Review of the “Ring” doorbell - edward
http://boingboing.net/2015/11/25/ring-is-the-doorbell-i-nev.html
======
Joeri
That reads like an advertisement, but I have one myself and it works pretty
well.

Downsides:

\- Hooking it up to the existing wiring wasn't possible in our case, because
of electrical incompatibility. Definitely research this ahead of time.
Charging is every few months it seems if you turn on motion detection.

\- It makes just one sound, and it's rather annoying. I really wish I could
upload a different sound.

\- Prior to the last recharge, but before receiving a battery alert, we had a
few cases where you had to press the button a few times before it worked. But
that was a few months ago, and it has been working reliably since.

Upsides: everything mentioned in the article.

------
amluto
Sounds neat, but: I'd prefer not to send all this video into the cloud, and I
don't want the expensive brick this will become if the manufacturer goes out
of business or decides to add a monthly fee.

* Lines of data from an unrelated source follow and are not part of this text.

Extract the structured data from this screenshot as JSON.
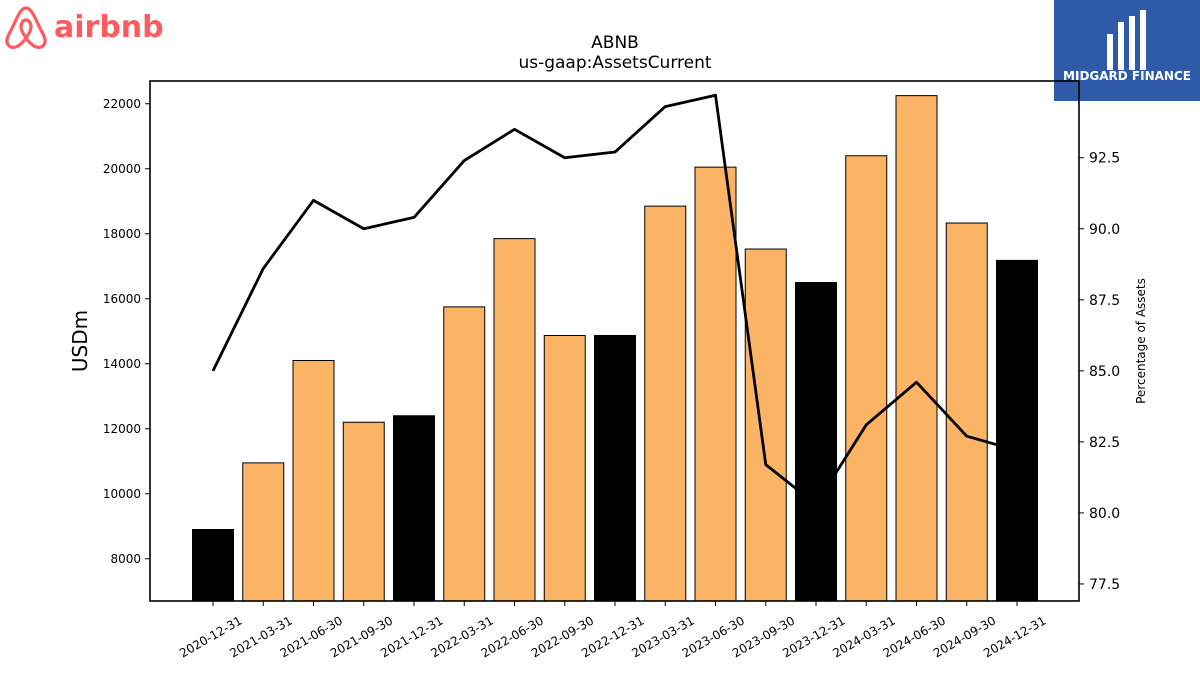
{
  "branding": {
    "company_logo_text": "airbnb",
    "company_logo_color": "#ff5a5f",
    "publisher_logo_text": "MIDGARD FINANCE",
    "publisher_logo_bg": "#2e5aa8"
  },
  "chart_data": {
    "type": "bar",
    "title": "ABNB",
    "subtitle": "us-gaap:AssetsCurrent",
    "ylabel": "USDm",
    "y2label": "Percentage of Assets",
    "ylim": [
      6700,
      22700
    ],
    "y2lim": [
      76.9,
      95.2
    ],
    "yticks": [
      8000,
      10000,
      12000,
      14000,
      16000,
      18000,
      20000,
      22000
    ],
    "y2ticks": [
      "77.5",
      "80.0",
      "82.5",
      "85.0",
      "87.5",
      "90.0",
      "92.5"
    ],
    "categories": [
      "2020-12-31",
      "2021-03-31",
      "2021-06-30",
      "2021-09-30",
      "2021-12-31",
      "2022-03-31",
      "2022-06-30",
      "2022-09-30",
      "2022-12-31",
      "2023-03-31",
      "2023-06-30",
      "2023-09-30",
      "2023-12-31",
      "2024-03-31",
      "2024-06-30",
      "2024-09-30",
      "2024-12-31"
    ],
    "series": [
      {
        "values": [
          8900,
          10950,
          14100,
          12200,
          12400,
          15750,
          17850,
          14870,
          14870,
          18850,
          20050,
          17530,
          16500,
          20400,
          22250,
          18330,
          17180
        ],
        "colors": [
          "#000000",
          "#fbb365",
          "#fbb365",
          "#fbb365",
          "#000000",
          "#fbb365",
          "#fbb365",
          "#fbb365",
          "#000000",
          "#fbb365",
          "#fbb365",
          "#fbb365",
          "#000000",
          "#fbb365",
          "#fbb365",
          "#fbb365",
          "#000000"
        ]
      },
      {
        "type": "line",
        "axis": "right",
        "color": "#000000",
        "values": [
          85.0,
          88.6,
          91.0,
          90.0,
          90.4,
          92.4,
          93.5,
          92.5,
          92.7,
          94.3,
          94.7,
          81.7,
          80.3,
          83.1,
          84.6,
          82.7,
          82.2
        ]
      }
    ],
    "grid": false
  }
}
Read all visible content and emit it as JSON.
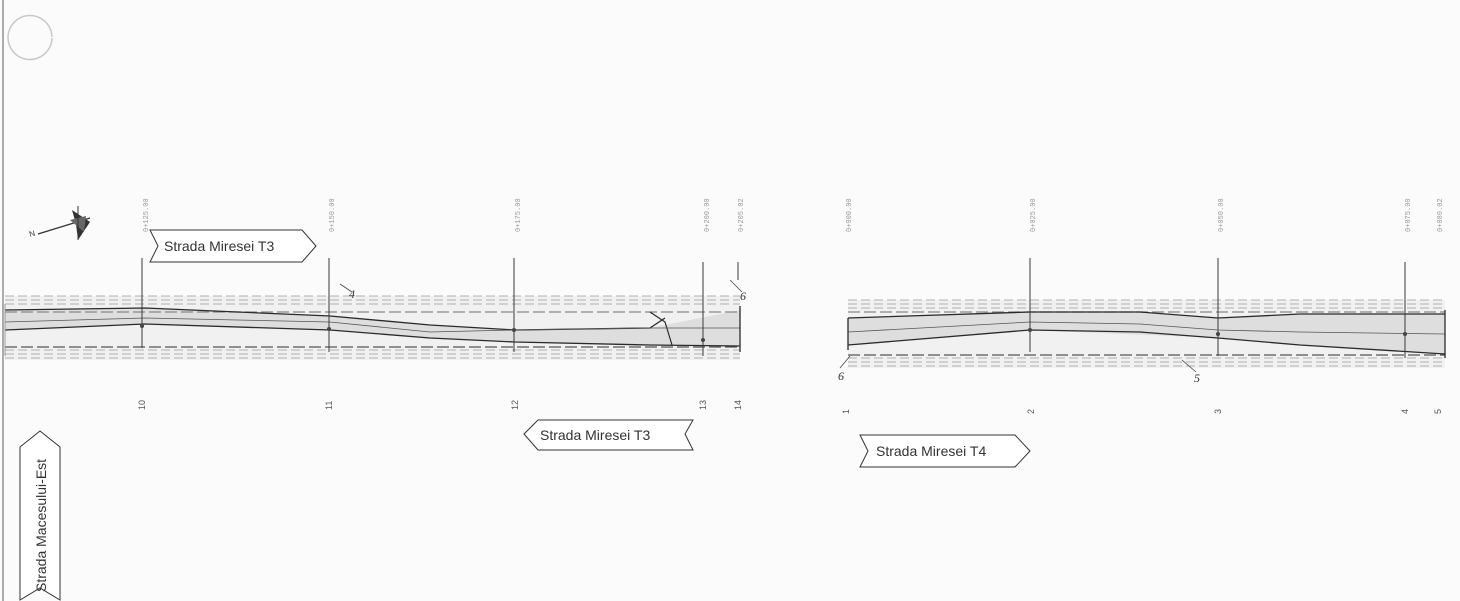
{
  "labels": {
    "street_t3_top": "Strada Miresei T3",
    "street_t3_bottom": "Strada Miresei T3",
    "street_t4": "Strada Miresei T4",
    "street_macesului": "Strada Macesului-Est"
  },
  "stations_left": [
    {
      "num": "10",
      "chain": "0+125.00"
    },
    {
      "num": "11",
      "chain": "0+150.00"
    },
    {
      "num": "12",
      "chain": "0+175.00"
    },
    {
      "num": "13",
      "chain": "0+200.00"
    },
    {
      "num": "14",
      "chain": "0+205.02"
    }
  ],
  "stations_right": [
    {
      "num": "1",
      "chain": "0+000.00"
    },
    {
      "num": "2",
      "chain": "0+025.00"
    },
    {
      "num": "3",
      "chain": "0+050.00"
    },
    {
      "num": "4",
      "chain": "0+075.00"
    },
    {
      "num": "5",
      "chain": "0+080.02"
    }
  ],
  "markers": {
    "m4": "4",
    "m6_left": "6",
    "m6_right": "6",
    "m5": "5"
  },
  "north": {
    "letter": "N",
    "icon": "north-arrow-icon"
  },
  "colors": {
    "road": "#e2e2e2",
    "line": "#2a2a2a",
    "dash": "#b5b5b5"
  }
}
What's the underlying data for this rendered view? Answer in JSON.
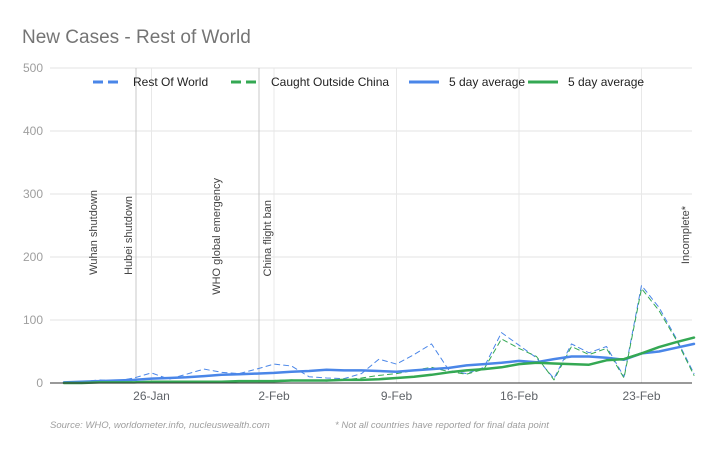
{
  "chart_data": {
    "type": "line",
    "title": "New Cases - Rest of World",
    "ylim": [
      0,
      500
    ],
    "y_ticks": [
      "0",
      "100",
      "200",
      "300",
      "400",
      "500"
    ],
    "x_ticks": [
      "26-Jan",
      "2-Feb",
      "9-Feb",
      "16-Feb",
      "23-Feb"
    ],
    "x_dates": [
      "2020-01-21",
      "2020-01-22",
      "2020-01-23",
      "2020-01-24",
      "2020-01-25",
      "2020-01-26",
      "2020-01-27",
      "2020-01-28",
      "2020-01-29",
      "2020-01-30",
      "2020-01-31",
      "2020-02-01",
      "2020-02-02",
      "2020-02-03",
      "2020-02-04",
      "2020-02-05",
      "2020-02-06",
      "2020-02-07",
      "2020-02-08",
      "2020-02-09",
      "2020-02-10",
      "2020-02-11",
      "2020-02-12",
      "2020-02-13",
      "2020-02-14",
      "2020-02-15",
      "2020-02-16",
      "2020-02-17",
      "2020-02-18",
      "2020-02-19",
      "2020-02-20",
      "2020-02-21",
      "2020-02-22",
      "2020-02-23",
      "2020-02-24",
      "2020-02-25",
      "2020-02-26"
    ],
    "grid": true,
    "legend_position": "top",
    "series": [
      {
        "name": "Rest Of World",
        "style": "dashed",
        "color": "#4a86e8",
        "values": [
          1,
          2,
          5,
          3,
          8,
          16,
          6,
          14,
          22,
          17,
          15,
          22,
          30,
          27,
          10,
          8,
          7,
          15,
          38,
          30,
          45,
          62,
          20,
          15,
          25,
          80,
          60,
          40,
          7,
          62,
          48,
          58,
          10,
          155,
          120,
          70,
          15
        ]
      },
      {
        "name": "Caught Outside China",
        "style": "dashed",
        "color": "#34a853",
        "values": [
          0,
          0,
          1,
          2,
          2,
          2,
          1,
          2,
          3,
          2,
          3,
          3,
          4,
          5,
          4,
          3,
          5,
          8,
          12,
          15,
          20,
          25,
          18,
          14,
          22,
          70,
          55,
          42,
          5,
          58,
          45,
          55,
          8,
          150,
          115,
          68,
          12
        ]
      },
      {
        "name": "5 day average",
        "style": "solid",
        "color": "#4a86e8",
        "values": [
          1,
          2,
          3,
          4,
          5,
          7,
          8,
          9,
          11,
          13,
          14,
          15,
          16,
          18,
          19,
          21,
          20,
          20,
          19,
          18,
          20,
          22,
          24,
          28,
          30,
          32,
          35,
          33,
          38,
          42,
          42,
          40,
          37,
          47,
          50,
          56,
          62
        ]
      },
      {
        "name": "5 day average",
        "style": "solid",
        "color": "#34a853",
        "values": [
          0,
          0,
          1,
          1,
          1,
          2,
          2,
          2,
          2,
          2,
          3,
          3,
          3,
          4,
          4,
          4,
          5,
          5,
          6,
          8,
          10,
          13,
          17,
          20,
          22,
          25,
          30,
          32,
          31,
          30,
          29,
          36,
          38,
          47,
          57,
          65,
          72
        ]
      }
    ],
    "annotations": [
      "Wuhan shutdown",
      "Hubei shutdown",
      "WHO global emergency",
      "China flight ban",
      "Incomplete*"
    ]
  },
  "footer": {
    "source": "Source: WHO, worldometer.info, nucleuswealth.com",
    "note": "* Not all countries have reported for final data point"
  }
}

We really need a clean way to self-host or distribute hosting of the cloud
part of the IoT. Maybe Sandstorm will serve this purpose some day.

------
mattkevan
The article read at first like a spoof of unnecessarily internet-connected
gadgets with one-word names.

Like Wash, a smartphone-operated wifi washing machine (actually that's not a
bad idea, let's get onto Kickstarter).

It was only halfway through did I realise it was a serious article about an
actual product...